Halloween is the same where we live and when we moved to Perth we introduced it to our neighbourhood there. We put flyers in everyone in our streets door, explaining the origins of Halloween and the rituals (it's Scottish not American!) and invited them to put the

flyer in their window if they wanted to take part. Some did and some didn't, of those that didn't some talk to us & said why, no-one was nasty and we had children in our house to play traditional games. The children all had a fantastic time & although we didn't make friends with any of our neighbours we were definitely friendly and when my husband was assaulted on our doorstep it certainly helped.

 

Not long after we moved into our current neighbourhood in the U.K. a neighbourhood watch scheme was set up and a Facebook group.
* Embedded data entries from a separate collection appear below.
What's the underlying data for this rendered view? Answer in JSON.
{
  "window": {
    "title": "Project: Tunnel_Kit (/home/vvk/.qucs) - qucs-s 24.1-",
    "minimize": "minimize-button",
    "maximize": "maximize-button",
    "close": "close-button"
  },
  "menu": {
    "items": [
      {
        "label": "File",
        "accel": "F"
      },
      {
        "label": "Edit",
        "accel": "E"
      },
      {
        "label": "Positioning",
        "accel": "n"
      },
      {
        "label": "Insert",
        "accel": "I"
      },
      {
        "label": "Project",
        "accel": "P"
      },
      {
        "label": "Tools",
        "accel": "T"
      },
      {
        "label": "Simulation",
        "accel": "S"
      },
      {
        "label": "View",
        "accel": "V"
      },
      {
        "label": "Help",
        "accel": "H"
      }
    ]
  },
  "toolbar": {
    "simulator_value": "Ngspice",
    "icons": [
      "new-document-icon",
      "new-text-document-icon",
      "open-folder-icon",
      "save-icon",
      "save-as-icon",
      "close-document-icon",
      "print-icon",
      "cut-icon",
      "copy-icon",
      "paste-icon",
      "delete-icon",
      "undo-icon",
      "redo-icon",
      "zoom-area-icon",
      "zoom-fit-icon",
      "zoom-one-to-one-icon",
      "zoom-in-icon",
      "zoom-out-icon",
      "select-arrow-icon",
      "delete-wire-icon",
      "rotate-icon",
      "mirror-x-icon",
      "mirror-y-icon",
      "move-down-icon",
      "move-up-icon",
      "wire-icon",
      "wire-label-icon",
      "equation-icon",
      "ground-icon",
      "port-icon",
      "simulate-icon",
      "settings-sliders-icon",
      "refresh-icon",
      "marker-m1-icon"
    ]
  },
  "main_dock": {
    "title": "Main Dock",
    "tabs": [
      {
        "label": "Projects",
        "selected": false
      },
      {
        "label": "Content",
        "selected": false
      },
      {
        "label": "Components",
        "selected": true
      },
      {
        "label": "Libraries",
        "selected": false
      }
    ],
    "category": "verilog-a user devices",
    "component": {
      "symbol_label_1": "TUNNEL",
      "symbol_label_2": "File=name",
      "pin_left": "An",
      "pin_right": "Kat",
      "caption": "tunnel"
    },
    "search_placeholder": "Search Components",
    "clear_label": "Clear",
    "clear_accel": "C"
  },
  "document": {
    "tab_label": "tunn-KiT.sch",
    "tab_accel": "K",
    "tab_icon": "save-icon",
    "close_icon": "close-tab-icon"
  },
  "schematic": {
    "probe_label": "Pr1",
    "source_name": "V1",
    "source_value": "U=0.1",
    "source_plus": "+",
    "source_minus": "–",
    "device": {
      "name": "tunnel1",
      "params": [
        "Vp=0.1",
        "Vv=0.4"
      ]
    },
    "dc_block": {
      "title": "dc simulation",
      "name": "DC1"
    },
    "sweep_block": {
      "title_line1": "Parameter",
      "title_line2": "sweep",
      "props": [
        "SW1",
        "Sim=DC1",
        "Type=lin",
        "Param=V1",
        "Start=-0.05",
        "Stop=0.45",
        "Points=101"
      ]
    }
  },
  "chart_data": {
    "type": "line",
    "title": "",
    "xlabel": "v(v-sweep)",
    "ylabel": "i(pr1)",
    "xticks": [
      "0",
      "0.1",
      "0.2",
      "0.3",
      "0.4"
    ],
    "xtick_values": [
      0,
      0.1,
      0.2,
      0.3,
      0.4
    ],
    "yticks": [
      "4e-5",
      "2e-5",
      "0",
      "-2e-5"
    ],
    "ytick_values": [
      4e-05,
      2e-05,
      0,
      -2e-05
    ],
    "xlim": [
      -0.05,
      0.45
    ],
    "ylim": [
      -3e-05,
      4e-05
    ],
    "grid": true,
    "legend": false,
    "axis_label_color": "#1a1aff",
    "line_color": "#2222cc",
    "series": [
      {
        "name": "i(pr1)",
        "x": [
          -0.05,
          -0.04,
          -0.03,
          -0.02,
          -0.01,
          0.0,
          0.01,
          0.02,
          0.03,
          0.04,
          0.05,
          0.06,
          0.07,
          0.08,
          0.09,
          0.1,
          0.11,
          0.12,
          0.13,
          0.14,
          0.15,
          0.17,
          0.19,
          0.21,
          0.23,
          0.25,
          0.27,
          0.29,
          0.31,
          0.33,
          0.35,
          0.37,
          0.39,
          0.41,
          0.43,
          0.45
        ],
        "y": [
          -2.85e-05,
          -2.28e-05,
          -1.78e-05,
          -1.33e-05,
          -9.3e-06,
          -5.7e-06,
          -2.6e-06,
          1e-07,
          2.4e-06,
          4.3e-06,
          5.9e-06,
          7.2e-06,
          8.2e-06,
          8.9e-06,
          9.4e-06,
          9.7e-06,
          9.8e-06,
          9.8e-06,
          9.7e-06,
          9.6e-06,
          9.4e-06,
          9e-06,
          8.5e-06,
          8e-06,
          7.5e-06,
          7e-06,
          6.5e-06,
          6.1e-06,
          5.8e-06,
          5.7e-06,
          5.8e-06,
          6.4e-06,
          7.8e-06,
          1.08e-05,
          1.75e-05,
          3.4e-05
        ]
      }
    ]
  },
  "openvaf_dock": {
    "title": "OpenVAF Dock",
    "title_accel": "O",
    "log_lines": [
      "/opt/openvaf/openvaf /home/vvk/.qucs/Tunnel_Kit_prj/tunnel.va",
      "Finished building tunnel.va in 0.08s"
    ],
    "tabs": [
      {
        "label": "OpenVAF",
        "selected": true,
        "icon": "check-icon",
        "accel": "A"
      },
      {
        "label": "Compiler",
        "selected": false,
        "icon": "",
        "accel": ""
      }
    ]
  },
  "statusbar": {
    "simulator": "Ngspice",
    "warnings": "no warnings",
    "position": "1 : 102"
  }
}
A couple of people posted non-crime related posts on it and the admins objected, weird to me but anyhoo my OH set up a community group for our neighbourhood and off the back of that organised a community BBQ at the local cricket club. We're not close

friends with anyone as a result but we have a sense of community and help each other out (usually with missing bins, cats, found bikes, scooters, nerf guns, wrongly delivered post and recommended tradesmen but all the same it feels like a very nice place to live.

 

I do see community and neighbourliness as very different from friendship. One can lead to the other (&

I've experienced that) but I think it's remarkably lucky if that happens.